Antes de 7 de Outubro
E, tal como António Guterres, sublinhou: o ataque do Hamas não surgiu do nada. Quantos palestinianos matou Israel até 7 de Outubro, nos bombardeamentos e incursões militares em Gaza, e na Cisjordânia? Quantas casas palestinianas Israel demoliu? Quantos palestinianos foram presos? Israel já assassinou dois líderes do Hamas (o fundador Sheikh Ahmed Yassine e o sucessor Abdel Rantissi) e tentou assassinar Khaled Meshal (envenenado na Jordânia por agentes da Mossad, tendo Israel sido obrigado a dar o antídoto para o veneno utilizado sob pena de não ter de volta os agentes envolvidos no crime). Imaginemos o que seria se fosse o Hamas a praticar esta política de assassínios selectivos em relação a Israel.
Cessar-fogo
Aqui chegados, com mais de vinte mil mortos em Gaza e com uma população a que falta tudo e a tentar refugiar-se num espaço cada vez mais exíguo, sem que os bombardeamentos sofram qualquer redução, a única medida sensata é um cessar-fogo imediato. Não é possível a qualquer cidadão com um pingo de decência entender qualquer governo ou instituição que não exija um cessar-fogo.

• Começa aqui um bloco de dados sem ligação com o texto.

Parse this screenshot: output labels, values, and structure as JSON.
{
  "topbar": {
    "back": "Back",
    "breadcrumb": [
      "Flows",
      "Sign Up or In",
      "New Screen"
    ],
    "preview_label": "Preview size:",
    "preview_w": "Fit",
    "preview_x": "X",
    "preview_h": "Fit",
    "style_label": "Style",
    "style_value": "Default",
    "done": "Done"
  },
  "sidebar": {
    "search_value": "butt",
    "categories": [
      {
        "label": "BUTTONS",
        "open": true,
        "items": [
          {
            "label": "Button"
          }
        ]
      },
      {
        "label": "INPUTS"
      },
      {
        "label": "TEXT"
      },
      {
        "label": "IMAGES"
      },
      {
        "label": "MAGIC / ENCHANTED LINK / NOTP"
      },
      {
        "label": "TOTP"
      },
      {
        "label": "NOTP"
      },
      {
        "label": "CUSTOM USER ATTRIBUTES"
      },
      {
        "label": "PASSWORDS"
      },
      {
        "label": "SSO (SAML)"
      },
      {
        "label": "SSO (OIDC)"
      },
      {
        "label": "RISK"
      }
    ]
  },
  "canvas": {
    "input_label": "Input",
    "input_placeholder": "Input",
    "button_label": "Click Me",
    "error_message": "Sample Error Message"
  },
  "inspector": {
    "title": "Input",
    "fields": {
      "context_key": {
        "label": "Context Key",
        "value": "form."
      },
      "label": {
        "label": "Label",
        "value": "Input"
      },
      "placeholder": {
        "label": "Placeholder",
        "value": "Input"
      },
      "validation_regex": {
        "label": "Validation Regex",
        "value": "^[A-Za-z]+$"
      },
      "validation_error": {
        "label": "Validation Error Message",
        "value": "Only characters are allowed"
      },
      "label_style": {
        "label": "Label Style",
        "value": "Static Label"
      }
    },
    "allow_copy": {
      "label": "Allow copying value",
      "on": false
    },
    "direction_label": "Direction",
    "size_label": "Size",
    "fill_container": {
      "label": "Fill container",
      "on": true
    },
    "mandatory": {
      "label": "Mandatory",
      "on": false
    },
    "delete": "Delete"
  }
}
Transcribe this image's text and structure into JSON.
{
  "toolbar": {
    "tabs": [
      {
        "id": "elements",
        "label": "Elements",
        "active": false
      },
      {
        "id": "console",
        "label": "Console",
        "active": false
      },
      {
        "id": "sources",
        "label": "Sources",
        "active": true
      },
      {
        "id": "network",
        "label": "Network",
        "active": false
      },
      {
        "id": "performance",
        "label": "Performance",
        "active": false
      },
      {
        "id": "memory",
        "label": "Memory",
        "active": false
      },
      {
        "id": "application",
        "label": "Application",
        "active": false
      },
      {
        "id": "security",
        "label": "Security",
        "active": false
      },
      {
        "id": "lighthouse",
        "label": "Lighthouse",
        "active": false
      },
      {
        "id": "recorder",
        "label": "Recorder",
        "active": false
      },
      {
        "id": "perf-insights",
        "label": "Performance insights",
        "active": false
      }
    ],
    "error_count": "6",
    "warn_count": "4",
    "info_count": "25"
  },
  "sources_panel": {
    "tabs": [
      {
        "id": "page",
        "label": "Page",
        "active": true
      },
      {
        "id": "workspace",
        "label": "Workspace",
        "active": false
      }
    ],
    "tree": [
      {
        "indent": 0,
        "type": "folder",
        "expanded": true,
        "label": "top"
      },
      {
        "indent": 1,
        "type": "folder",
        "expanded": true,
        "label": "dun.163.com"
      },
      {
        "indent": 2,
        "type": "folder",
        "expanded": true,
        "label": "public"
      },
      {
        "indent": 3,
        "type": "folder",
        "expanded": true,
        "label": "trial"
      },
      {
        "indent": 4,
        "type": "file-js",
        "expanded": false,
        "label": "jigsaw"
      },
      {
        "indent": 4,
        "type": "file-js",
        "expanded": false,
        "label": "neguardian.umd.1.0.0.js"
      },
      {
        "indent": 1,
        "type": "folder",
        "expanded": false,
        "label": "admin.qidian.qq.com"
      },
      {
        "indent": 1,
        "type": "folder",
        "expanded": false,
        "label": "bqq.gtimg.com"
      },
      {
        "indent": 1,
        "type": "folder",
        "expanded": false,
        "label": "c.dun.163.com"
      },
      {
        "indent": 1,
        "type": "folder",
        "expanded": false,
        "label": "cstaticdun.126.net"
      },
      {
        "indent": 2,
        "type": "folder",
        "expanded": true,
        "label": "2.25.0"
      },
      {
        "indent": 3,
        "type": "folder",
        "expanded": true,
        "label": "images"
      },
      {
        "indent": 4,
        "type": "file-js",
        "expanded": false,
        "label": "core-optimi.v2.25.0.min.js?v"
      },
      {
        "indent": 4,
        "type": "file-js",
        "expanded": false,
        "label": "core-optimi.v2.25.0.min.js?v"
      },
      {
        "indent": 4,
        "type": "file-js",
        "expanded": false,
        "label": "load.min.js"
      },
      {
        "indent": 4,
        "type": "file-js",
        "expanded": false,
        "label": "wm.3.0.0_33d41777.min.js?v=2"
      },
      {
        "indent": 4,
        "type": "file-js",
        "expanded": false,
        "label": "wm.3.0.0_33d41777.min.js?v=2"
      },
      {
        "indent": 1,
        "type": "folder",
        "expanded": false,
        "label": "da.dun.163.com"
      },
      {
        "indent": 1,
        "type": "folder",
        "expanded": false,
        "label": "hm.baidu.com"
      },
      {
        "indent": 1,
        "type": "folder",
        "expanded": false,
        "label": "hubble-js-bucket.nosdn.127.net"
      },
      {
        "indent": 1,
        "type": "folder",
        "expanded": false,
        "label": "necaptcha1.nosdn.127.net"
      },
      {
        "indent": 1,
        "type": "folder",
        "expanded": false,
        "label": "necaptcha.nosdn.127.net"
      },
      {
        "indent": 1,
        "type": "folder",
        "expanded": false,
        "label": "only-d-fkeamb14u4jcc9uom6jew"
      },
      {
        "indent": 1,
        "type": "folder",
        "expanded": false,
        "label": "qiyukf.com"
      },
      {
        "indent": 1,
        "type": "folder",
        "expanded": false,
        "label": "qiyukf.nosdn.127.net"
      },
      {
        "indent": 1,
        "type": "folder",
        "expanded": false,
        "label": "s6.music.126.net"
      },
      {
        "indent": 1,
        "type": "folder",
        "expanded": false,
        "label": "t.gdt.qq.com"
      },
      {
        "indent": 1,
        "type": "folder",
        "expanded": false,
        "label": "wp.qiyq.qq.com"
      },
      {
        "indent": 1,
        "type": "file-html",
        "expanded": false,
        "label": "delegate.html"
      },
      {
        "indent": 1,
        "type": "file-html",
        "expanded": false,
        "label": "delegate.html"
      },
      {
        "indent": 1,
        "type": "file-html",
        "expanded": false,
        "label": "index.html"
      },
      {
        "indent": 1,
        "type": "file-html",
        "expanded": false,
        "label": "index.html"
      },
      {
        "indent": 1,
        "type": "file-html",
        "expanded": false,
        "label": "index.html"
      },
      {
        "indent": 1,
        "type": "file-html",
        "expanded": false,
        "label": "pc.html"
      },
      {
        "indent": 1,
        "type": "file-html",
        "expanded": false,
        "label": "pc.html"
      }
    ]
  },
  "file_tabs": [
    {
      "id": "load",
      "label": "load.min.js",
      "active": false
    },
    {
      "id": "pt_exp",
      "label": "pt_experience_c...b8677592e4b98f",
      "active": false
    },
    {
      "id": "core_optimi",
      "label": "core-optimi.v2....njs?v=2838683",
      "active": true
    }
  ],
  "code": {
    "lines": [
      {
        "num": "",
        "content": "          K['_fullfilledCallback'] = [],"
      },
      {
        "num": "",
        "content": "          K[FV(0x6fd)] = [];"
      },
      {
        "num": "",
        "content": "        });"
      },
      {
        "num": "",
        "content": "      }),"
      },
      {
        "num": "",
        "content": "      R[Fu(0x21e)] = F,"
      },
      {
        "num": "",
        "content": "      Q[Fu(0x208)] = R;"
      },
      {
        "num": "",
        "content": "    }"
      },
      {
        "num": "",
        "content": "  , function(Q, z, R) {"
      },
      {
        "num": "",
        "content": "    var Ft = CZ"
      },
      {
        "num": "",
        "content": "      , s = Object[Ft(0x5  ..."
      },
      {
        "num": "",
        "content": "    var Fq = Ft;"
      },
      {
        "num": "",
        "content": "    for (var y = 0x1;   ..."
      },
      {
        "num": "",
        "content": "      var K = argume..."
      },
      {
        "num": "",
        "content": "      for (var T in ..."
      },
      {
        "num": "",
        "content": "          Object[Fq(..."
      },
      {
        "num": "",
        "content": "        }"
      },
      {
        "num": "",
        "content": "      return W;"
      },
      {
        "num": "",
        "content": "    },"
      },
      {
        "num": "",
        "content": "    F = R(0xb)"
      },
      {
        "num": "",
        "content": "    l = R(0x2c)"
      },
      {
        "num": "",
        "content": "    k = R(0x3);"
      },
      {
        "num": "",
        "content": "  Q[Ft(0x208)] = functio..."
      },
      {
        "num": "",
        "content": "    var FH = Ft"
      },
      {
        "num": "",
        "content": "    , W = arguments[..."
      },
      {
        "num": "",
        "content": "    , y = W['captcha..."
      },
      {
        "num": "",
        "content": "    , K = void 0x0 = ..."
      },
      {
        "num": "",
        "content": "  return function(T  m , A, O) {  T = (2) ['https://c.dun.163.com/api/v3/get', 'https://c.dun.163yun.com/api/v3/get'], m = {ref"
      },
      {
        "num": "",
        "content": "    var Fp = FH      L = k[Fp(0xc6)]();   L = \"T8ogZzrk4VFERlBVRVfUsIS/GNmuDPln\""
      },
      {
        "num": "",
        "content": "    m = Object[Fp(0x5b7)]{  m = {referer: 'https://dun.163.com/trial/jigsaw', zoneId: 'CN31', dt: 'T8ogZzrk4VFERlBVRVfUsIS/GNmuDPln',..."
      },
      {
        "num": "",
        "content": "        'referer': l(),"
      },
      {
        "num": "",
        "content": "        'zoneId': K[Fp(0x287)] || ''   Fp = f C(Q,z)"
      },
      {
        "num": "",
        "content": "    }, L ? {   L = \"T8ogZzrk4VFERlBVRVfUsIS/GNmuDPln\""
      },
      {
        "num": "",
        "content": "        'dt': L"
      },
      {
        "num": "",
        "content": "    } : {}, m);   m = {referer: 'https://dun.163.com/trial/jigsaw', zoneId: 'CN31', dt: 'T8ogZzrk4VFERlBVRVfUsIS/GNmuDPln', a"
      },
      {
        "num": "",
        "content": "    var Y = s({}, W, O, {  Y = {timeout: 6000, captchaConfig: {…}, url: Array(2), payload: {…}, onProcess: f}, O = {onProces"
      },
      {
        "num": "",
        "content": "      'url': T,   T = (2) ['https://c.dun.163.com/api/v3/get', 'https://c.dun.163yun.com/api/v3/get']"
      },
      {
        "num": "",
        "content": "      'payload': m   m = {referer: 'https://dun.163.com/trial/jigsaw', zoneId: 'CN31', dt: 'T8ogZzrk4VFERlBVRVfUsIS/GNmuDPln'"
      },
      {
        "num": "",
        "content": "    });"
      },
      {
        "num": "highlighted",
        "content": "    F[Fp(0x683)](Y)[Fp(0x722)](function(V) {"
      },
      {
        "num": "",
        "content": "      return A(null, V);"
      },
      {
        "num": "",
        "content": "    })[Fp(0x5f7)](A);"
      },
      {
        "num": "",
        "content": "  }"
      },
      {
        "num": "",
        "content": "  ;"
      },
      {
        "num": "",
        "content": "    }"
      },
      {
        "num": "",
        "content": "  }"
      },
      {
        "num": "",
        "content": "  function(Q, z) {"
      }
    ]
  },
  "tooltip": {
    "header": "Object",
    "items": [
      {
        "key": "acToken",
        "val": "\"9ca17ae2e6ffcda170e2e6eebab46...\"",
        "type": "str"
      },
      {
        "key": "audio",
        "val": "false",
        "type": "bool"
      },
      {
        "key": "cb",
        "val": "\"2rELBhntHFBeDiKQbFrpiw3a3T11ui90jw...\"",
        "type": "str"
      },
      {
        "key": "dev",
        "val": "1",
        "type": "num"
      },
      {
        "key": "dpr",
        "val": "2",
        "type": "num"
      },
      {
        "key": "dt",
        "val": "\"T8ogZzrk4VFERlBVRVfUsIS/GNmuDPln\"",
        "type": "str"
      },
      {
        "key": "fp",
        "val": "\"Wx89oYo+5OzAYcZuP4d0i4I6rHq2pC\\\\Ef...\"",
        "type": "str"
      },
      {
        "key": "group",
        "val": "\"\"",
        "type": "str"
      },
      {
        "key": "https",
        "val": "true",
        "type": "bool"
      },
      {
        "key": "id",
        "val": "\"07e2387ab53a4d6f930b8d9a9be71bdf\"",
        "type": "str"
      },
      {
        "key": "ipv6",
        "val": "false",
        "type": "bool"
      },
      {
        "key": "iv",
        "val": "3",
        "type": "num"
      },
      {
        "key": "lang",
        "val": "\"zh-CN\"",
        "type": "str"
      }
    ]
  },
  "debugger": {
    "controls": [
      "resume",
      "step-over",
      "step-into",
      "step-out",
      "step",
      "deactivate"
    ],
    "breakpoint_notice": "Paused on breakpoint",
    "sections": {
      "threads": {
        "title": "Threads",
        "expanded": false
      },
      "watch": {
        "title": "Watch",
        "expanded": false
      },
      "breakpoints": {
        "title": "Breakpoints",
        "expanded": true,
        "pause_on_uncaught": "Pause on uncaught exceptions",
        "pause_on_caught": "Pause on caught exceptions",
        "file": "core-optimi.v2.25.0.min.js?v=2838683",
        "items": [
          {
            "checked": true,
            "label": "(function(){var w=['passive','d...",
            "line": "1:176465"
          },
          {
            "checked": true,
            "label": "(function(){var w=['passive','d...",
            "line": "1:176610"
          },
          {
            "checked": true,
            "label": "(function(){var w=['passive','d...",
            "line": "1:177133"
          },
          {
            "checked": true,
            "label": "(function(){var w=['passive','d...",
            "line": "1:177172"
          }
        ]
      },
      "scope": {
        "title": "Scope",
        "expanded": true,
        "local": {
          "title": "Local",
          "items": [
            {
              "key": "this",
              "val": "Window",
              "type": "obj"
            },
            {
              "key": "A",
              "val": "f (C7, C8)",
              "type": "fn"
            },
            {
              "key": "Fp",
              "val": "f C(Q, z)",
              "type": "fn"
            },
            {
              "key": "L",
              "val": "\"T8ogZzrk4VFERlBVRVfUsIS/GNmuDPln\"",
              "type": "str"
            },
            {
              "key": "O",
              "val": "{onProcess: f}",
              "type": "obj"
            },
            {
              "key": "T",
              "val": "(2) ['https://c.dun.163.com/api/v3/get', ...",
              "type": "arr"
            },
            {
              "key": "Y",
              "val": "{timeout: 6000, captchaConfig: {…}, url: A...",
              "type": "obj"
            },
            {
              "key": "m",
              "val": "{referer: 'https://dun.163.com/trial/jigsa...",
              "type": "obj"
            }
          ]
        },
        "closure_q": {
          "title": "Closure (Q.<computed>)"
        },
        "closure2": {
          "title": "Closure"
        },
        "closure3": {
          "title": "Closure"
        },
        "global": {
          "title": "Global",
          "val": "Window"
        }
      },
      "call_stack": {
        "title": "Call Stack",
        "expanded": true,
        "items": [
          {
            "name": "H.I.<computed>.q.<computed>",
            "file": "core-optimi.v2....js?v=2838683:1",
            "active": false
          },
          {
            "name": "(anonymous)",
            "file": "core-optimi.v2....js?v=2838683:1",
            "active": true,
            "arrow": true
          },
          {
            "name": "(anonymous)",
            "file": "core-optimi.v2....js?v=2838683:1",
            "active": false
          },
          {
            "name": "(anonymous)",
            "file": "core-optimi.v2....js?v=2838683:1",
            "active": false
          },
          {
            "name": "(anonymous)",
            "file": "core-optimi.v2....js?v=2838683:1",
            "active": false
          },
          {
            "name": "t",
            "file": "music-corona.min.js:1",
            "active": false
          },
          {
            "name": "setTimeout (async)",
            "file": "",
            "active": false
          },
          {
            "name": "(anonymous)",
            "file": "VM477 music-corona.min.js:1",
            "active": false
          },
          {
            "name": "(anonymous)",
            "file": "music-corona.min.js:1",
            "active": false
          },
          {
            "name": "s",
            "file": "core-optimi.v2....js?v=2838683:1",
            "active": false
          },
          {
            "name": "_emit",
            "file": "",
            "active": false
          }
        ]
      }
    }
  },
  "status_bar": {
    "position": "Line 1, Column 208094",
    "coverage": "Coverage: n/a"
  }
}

Até em Israel cresce a indignação e Benjamin Netanyahu começa a ter dificuldade, apesar do discurso belicista que agrada aos parceiros de governo e à franja da população que quer os palestinianos expulsos de Gaza e, de preferência, também da Cisjordânia.
Dois meses e meio depois do início da guerra e depois de há muito ter anunciado o controlo da cidade e do norte da faixa de Gaza, os combates continuam nessas zonas. O Hamas está abalado, mas resiste, e as baixas nas forças israelitas começam a ser demasiado elevadas para serem defendidas politicamente.
Um antigo primeiro-ministro de Israel, Ehud Olmert, já avisou (jornal Haaretz, 22 de Dezembro): “A eliminação do Hamas não será alcançada” e acrescentou que “Netanyahu está a travar uma guerra pessoal”. Isto significa duas coisas: um dos objetivos da guerra não será alcançado; Netanyahu sabe que quando a guerra terminar dificilmente continuará primeiro-ministro e terá de enfrentar os vários processos de que é alvo na justiça. Quanto mais tarde melhor. Olmert não é o primeiro a deixar este tipo de aviso.
Caberá ao leitor decidir quem é “frequentável” ou “infrequentável”.